For my work laptop, I run Ubuntu from a USB hard drive, and made absolutely certain that I put grub on the mbr of the USB drive (not default to internal drive). That also worked for that Win7 laptop after I fixed its internal drive to boot itself.

ljrmorgan
March 16th, 2010, 09:46 AM
You could well be fine. What may have happened is you installed the GRUB bootloader on your MBR, which would let you boot linux and windows, and then deleted the file that GRUB looks at when you wiped your linux partitions. GRUB will still be installed, but it wont know what to do to boot windows. You can manually enter the command in GRUB (not sure off hand how), and get into windows that way. Then, the first thing you should do is download a utility for restoring the windows bootloader - that will replace GRUB and you'll be fine.

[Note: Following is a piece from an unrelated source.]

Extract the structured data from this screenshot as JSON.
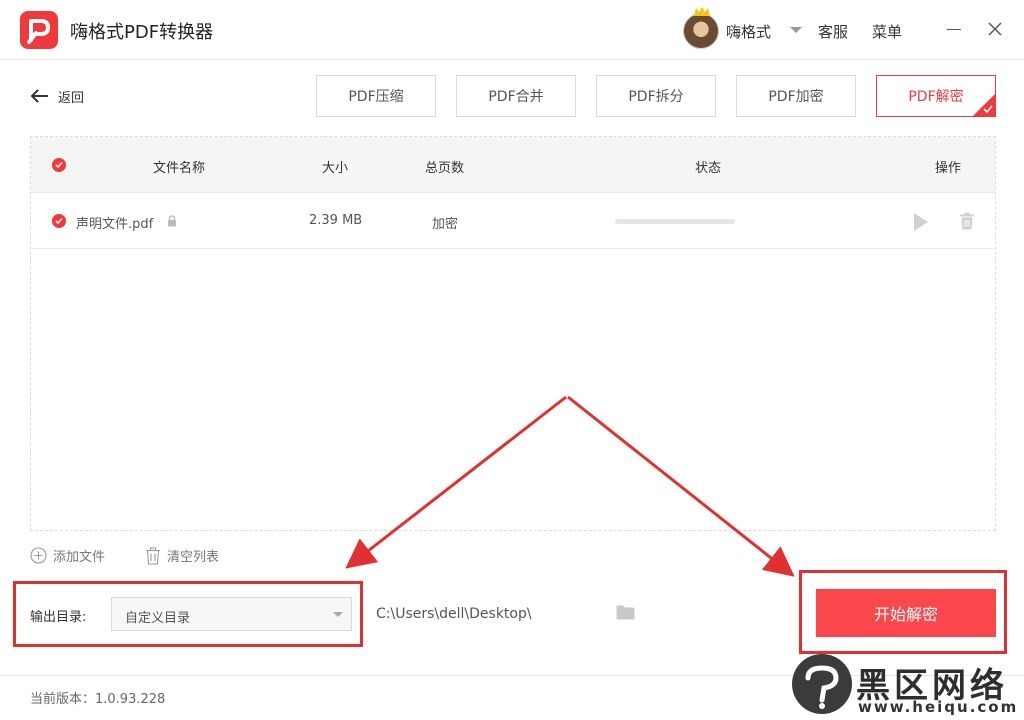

Apologies if I have misunderstood your problem - if this doesn't work perhaps you could post any messages you get when you turn on your laptop.

For future reference, the best idea is to boot into windows, restore the windows bootloader to the MBR and *then* delete linux (if you're sure that's what you really want to do!)

dE_logics
March 16th, 2010, 11:16 AM
Well... you can buy a windows disk as usual and ask for techenical support from MS. That's the best stuff they do -- wiping anything non MS.